Opinion
January 23, 1996
Appeal from the Supreme Court, Bronx County (George Covington, J.).
Defendant's motion to suppress physical and identification evidence was properly denied without a hearing, his allegation that the observing officer relayed an inadequate and unreliable radio description of him being factually insufficient to support his claim that the police lacked probable cause to arrest him ( see, People v Mendoza, 82 N.Y.2d 415, 428-429). This deficiency in defendant's suppression motion being apparent on its face, the suppression court's failure to set forth the reasons for its determination requires no remedial action ( see, People v Murray, 172 A.D.2d 437, appeal withdrawn 79 N.Y.2d 942).

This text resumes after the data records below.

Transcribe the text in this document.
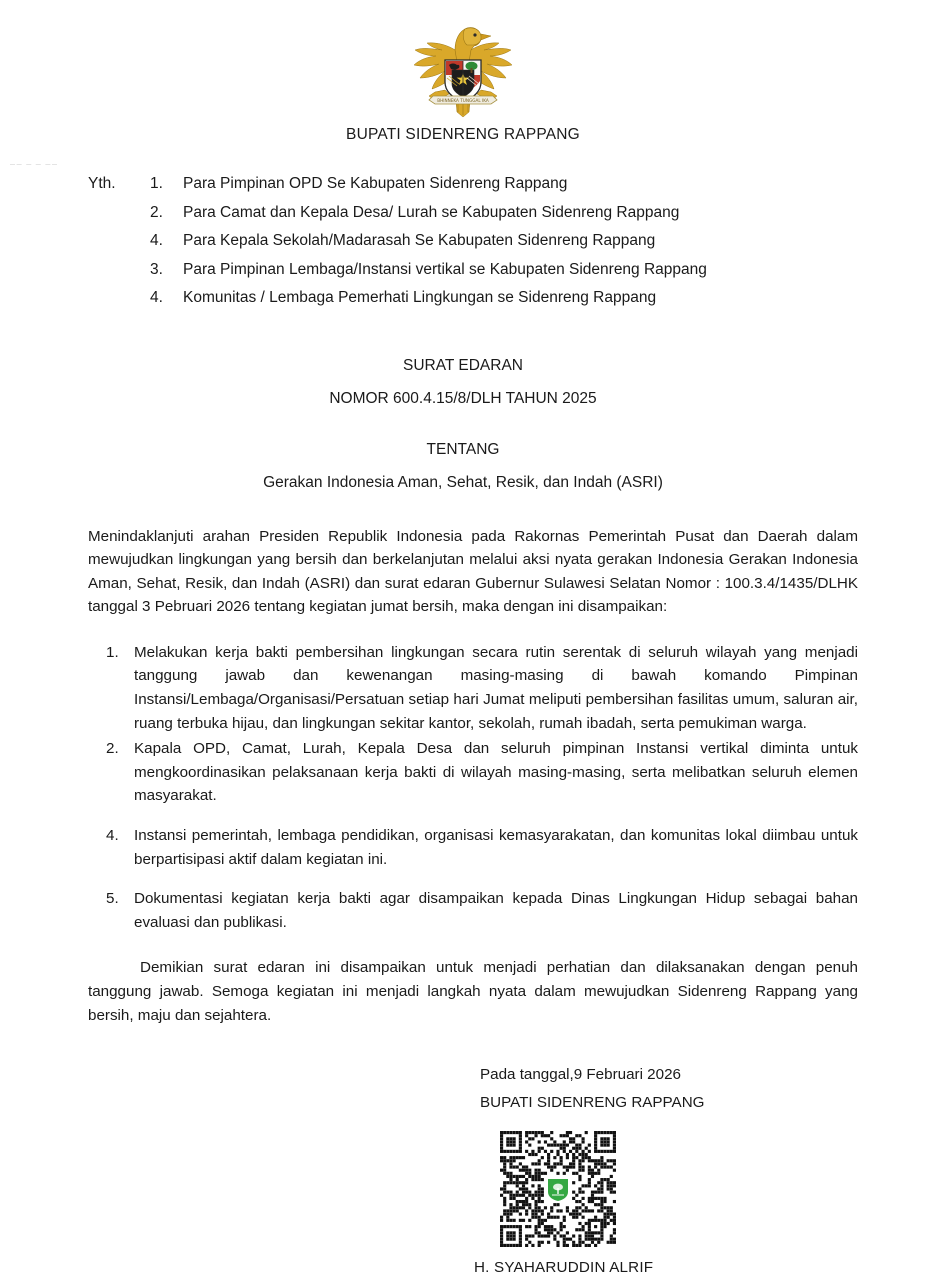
BHINNEKA TUNGGAL IKA
BUPATI SIDENRENG RAPPANG
—— — — ——
Yth.	1.	Para Pimpinan OPD Se Kabupaten Sidenreng Rappang
2.	Para Camat dan Kepala Desa/ Lurah se Kabupaten Sidenreng Rappang
4.	Para Kepala Sekolah/Madarasah Se Kabupaten Sidenreng Rappang
3.	Para Pimpinan Lembaga/Instansi vertikal se Kabupaten Sidenreng Rappang
4.	Komunitas / Lembaga Pemerhati Lingkungan se Sidenreng Rappang
SURAT EDARAN
NOMOR 600.4.15/8/DLH TAHUN 2025
TENTANG
Gerakan Indonesia Aman, Sehat, Resik, dan Indah (ASRI)
Menindaklanjuti arahan Presiden Republik Indonesia pada Rakornas Pemerintah Pusat dan Daerah dalam mewujudkan lingkungan yang bersih dan berkelanjutan melalui aksi nyata gerakan Indonesia Gerakan Indonesia Aman, Sehat, Resik, dan Indah (ASRI) dan surat edaran Gubernur Sulawesi Selatan Nomor : 100.3.4/1435/DLHK tanggal 3 Pebruari 2026 tentang kegiatan jumat bersih, maka dengan ini disampaikan:
1.	Melakukan kerja bakti pembersihan lingkungan secara rutin serentak di seluruh wilayah yang menjadi tanggung jawab dan kewenangan masing-masing di bawah komando Pimpinan Instansi/Lembaga/Organisasi/Persatuan setiap hari Jumat meliputi pembersihan fasilitas umum, saluran air, ruang terbuka hijau, dan lingkungan sekitar kantor, sekolah, rumah ibadah, serta pemukiman warga.
2.	Kapala OPD, Camat, Lurah, Kepala Desa dan seluruh pimpinan Instansi vertikal diminta untuk mengkoordinasikan pelaksanaan kerja bakti di wilayah masing-masing, serta melibatkan seluruh elemen masyarakat.
4.	Instansi pemerintah, lembaga pendidikan, organisasi kemasyarakatan, dan komunitas lokal diimbau untuk berpartisipasi aktif dalam kegiatan ini.
5.	Dokumentasi kegiatan kerja bakti agar disampaikan kepada Dinas Lingkungan Hidup sebagai bahan evaluasi dan publikasi.
Demikian surat edaran ini disampaikan untuk menjadi perhatian dan dilaksanakan dengan penuh tanggung jawab. Semoga kegiatan ini menjadi langkah nyata dalam mewujudkan Sidenreng Rappang yang bersih, maju dan sejahtera.
Pada tanggal,9 Februari 2026
BUPATI SIDENRENG RAPPANG
H. SYAHARUDDIN ALRIF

Defendant's claim that the court's surrender order was not a part of the plea agreement, and that he therefore should have been allowed to withdraw his plea before being sentenced to a term exceeding the one promised, is unpreserved for appellate review as a matter of law, since defendant never objected at sentencing nor moved to withdraw the plea or to vacate the judgment of conviction ( see, People v Ramirez, 210 A.D.2d 56, lv denied 84 N.Y.2d 1037). Were we to reach the issue, we would find that the surrender order was an express condition of the plea agreement, the court having stated that the order was based on an arrangement it had made with defendant's counsel allowing defendant more bail time to get married.
The sentence properly took into account defendant's breach of the surrender condition of his plea agreement, and was otherwise a proper exercise of discretion ( see, People v Dremeguila, 166 A.D.2d 196, lv denied 76 N.Y.2d 1020).
Concur — Ellerin, J.P., Kupferman, Ross, Williams and Tom, JJ.